The 2010 Broadway musical brought the Gothic-Victorian house to life with deep-red velvet furnishings, rich blue and purple lighting, and ample use of a fog machine, and the 2019 and 2021 animated movies fashioned a similar backdrop with ornamental wallpaper, dusty antiques, and gloomy lighting. But Tim Burton’s Wednesday ventures beyond the familiar Addams family setting and into Nevermore Academy, a boarding school for supernatural outcasts where Wednesday is a new student. Showrunner Alfred Gough, who created the series with Miles Millar, told Netflix in a press release: "Nevermore Academy is a new setting that we created. We knew Wednesday wasn’t going to be with her family for most of the show, but we definitely wanted to have the vibe of The Addams Family—a Gothic, visually compelling place filled with quirky characters, a place that’s very much in the DNA of the Addams family."

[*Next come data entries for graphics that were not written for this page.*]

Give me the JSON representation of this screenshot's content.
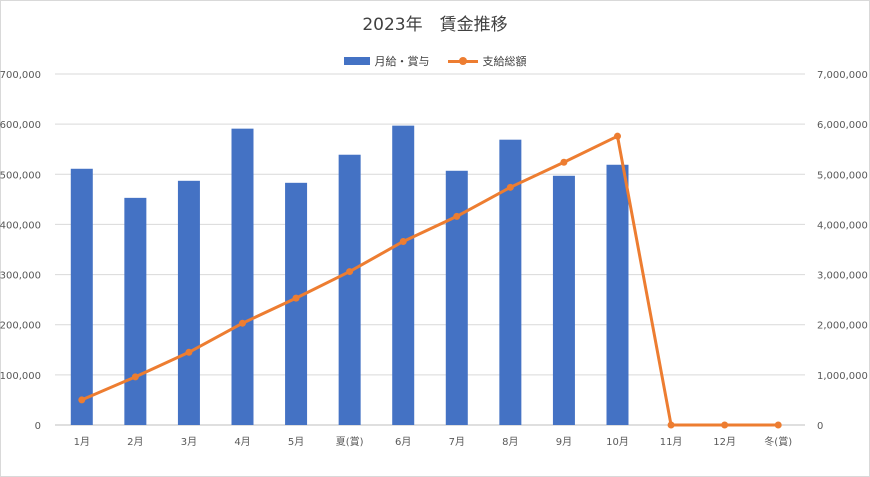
{
  "chart_data": {
    "type": "bar",
    "title": "2023年　賃金推移",
    "categories": [
      "1月",
      "2月",
      "3月",
      "4月",
      "5月",
      "夏(賞)",
      "6月",
      "7月",
      "8月",
      "9月",
      "10月",
      "11月",
      "12月",
      "冬(賞)"
    ],
    "series": [
      {
        "name": "月給・賞与",
        "type": "bar",
        "axis": "left",
        "color": "#4472c4",
        "values": [
          511000,
          453000,
          487000,
          591000,
          483000,
          539000,
          597000,
          507000,
          569000,
          497000,
          519000,
          null,
          null,
          null
        ]
      },
      {
        "name": "支給総額",
        "type": "line",
        "axis": "right",
        "color": "#ed7d31",
        "values": [
          500000,
          960000,
          1450000,
          2030000,
          2530000,
          3060000,
          3660000,
          4160000,
          4740000,
          5240000,
          5760000,
          0,
          0,
          0
        ]
      }
    ],
    "y_left": {
      "min": 0,
      "max": 700000,
      "step": 100000,
      "tick_labels": [
        "0",
        "100,000",
        "200,000",
        "300,000",
        "400,000",
        "500,000",
        "600,000",
        "700,000"
      ]
    },
    "y_right": {
      "min": 0,
      "max": 7000000,
      "step": 1000000,
      "tick_labels": [
        "0",
        "1,000,000",
        "2,000,000",
        "3,000,000",
        "4,000,000",
        "5,000,000",
        "6,000,000",
        "7,000,000"
      ]
    },
    "grid": true,
    "legend_position": "top"
  }
}
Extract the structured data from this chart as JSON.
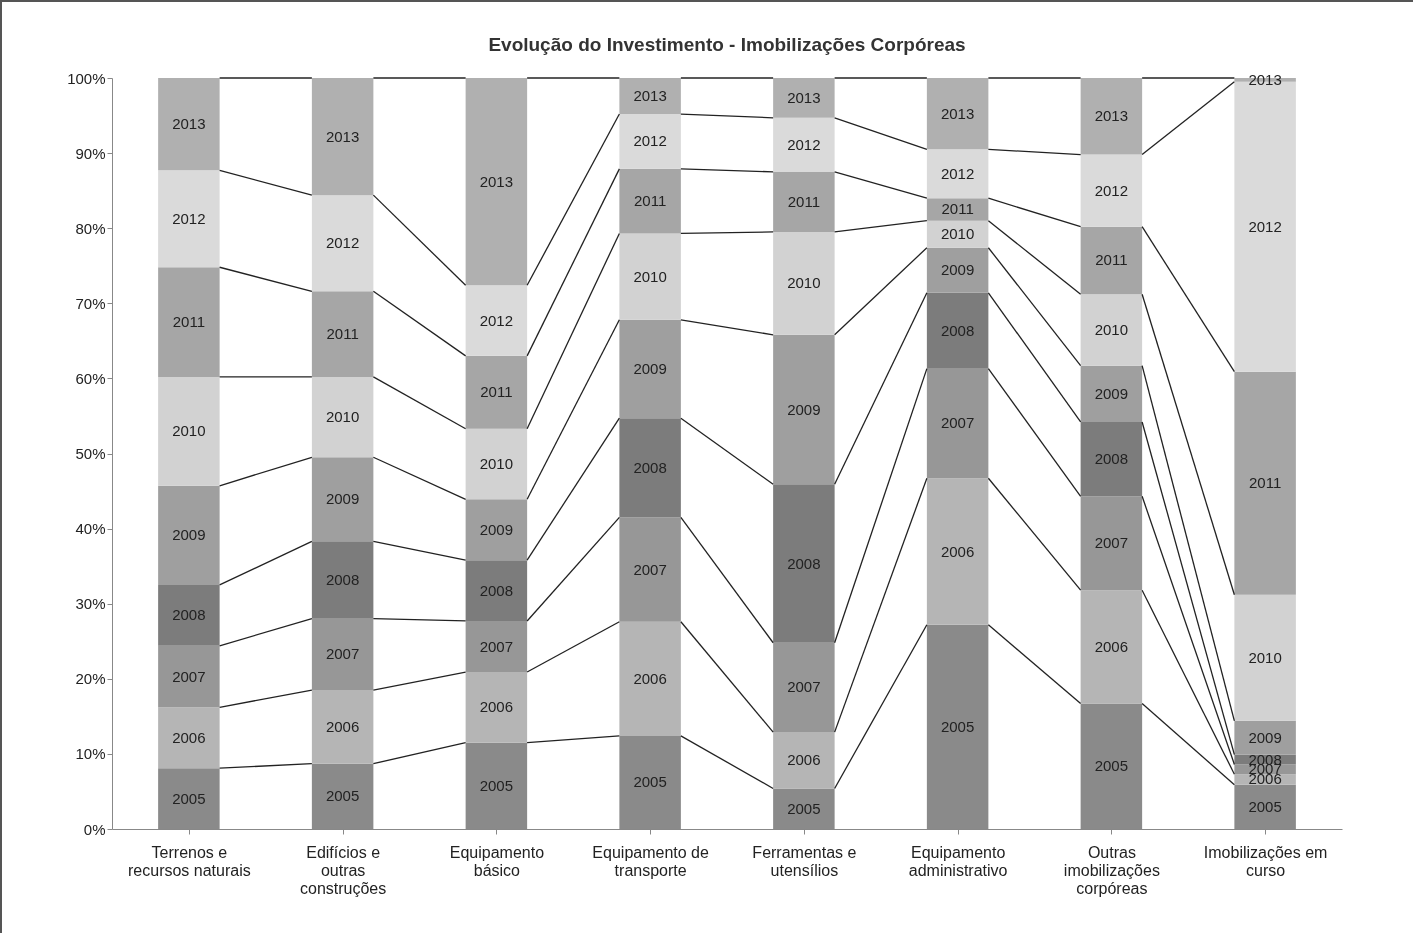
{
  "chart_data": {
    "type": "bar",
    "stacked": true,
    "title": "Evolução do Investimento - Imobilizações Corpóreas",
    "categories": [
      "Terrenos e recursos naturais",
      "Edifícios e outras construções",
      "Equipamento básico",
      "Equipamento de transporte",
      "Ferramentas e utensílios",
      "Equipamento administrativo",
      "Outras imobilizações corpóreas",
      "Imobilizações em curso"
    ],
    "ylim": [
      0,
      100
    ],
    "yticks": [
      {
        "value": 0,
        "label": "0%"
      },
      {
        "value": 10,
        "label": "10%"
      },
      {
        "value": 20,
        "label": "20%"
      },
      {
        "value": 30,
        "label": "30%"
      },
      {
        "value": 40,
        "label": "40%"
      },
      {
        "value": 50,
        "label": "50%"
      },
      {
        "value": 60,
        "label": "60%"
      },
      {
        "value": 70,
        "label": "70%"
      },
      {
        "value": 80,
        "label": "80%"
      },
      {
        "value": 90,
        "label": "90%"
      },
      {
        "value": 100,
        "label": "100%"
      }
    ],
    "series": [
      {
        "name": "2005",
        "color": "#8a8a8a",
        "values": [
          8.1,
          8.7,
          11.5,
          12.4,
          5.4,
          27.2,
          16.7,
          5.9
        ]
      },
      {
        "name": "2006",
        "color": "#b5b5b5",
        "values": [
          8.1,
          9.8,
          9.4,
          15.2,
          7.5,
          19.5,
          15.1,
          1.4
        ]
      },
      {
        "name": "2007",
        "color": "#979797",
        "values": [
          8.2,
          9.5,
          6.8,
          13.9,
          11.9,
          14.6,
          12.5,
          1.3
        ]
      },
      {
        "name": "2008",
        "color": "#7c7c7c",
        "values": [
          8.1,
          10.3,
          8.1,
          13.2,
          21.1,
          10.1,
          9.9,
          1.3
        ]
      },
      {
        "name": "2009",
        "color": "#9f9f9f",
        "values": [
          13.2,
          11.2,
          8.1,
          13.1,
          19.9,
          6.0,
          7.5,
          4.5
        ]
      },
      {
        "name": "2010",
        "color": "#d2d2d2",
        "values": [
          14.5,
          10.7,
          9.4,
          11.5,
          13.7,
          3.6,
          9.5,
          16.8
        ]
      },
      {
        "name": "2011",
        "color": "#a6a6a6",
        "values": [
          14.6,
          11.4,
          9.7,
          8.6,
          8.0,
          3.0,
          9.0,
          29.7
        ]
      },
      {
        "name": "2012",
        "color": "#dadada",
        "values": [
          12.9,
          12.8,
          9.4,
          7.3,
          7.2,
          6.5,
          9.6,
          38.6
        ]
      },
      {
        "name": "2013",
        "color": "#b0b0b0",
        "values": [
          12.3,
          15.6,
          27.6,
          4.8,
          5.3,
          9.5,
          10.2,
          0.5
        ]
      }
    ]
  }
}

In the series, Nevermore is a rambling Gothic mansion in New England with lopsided turrets, secret rooms, and enough dark and dated decor to instantly recall the Addams family aesthetic. In fact, the academy’s roof was reconstructed with CGI to look like the iconic roof of the Addams family mansion, and in the headmistress’s office, a tall, stuffed bear looks suspiciously like the taxidermies that appear in the 1960s sitcom and 1990s films. In real life, however, most of the Nevermore scenes were filmed at Cantacuzino Castle in Romania. Production designer Mark Scruton told Netflix he was influenced by Bucharest architecture, which he called a "huge, eclectic pile of architecture, with Renaissance and Ottoman influences coming up through Transylvania."
"It was amazing to come here to Romania, because it just weirdly fit into the Addams family world," Burton added. Of course, Wednesday also forges its own aesthetic path, and Burton’s stylistic influence is undeniable. "When you say ‘Tim Burton,’ you immediately conjure up a visual aesthetic," said Gough.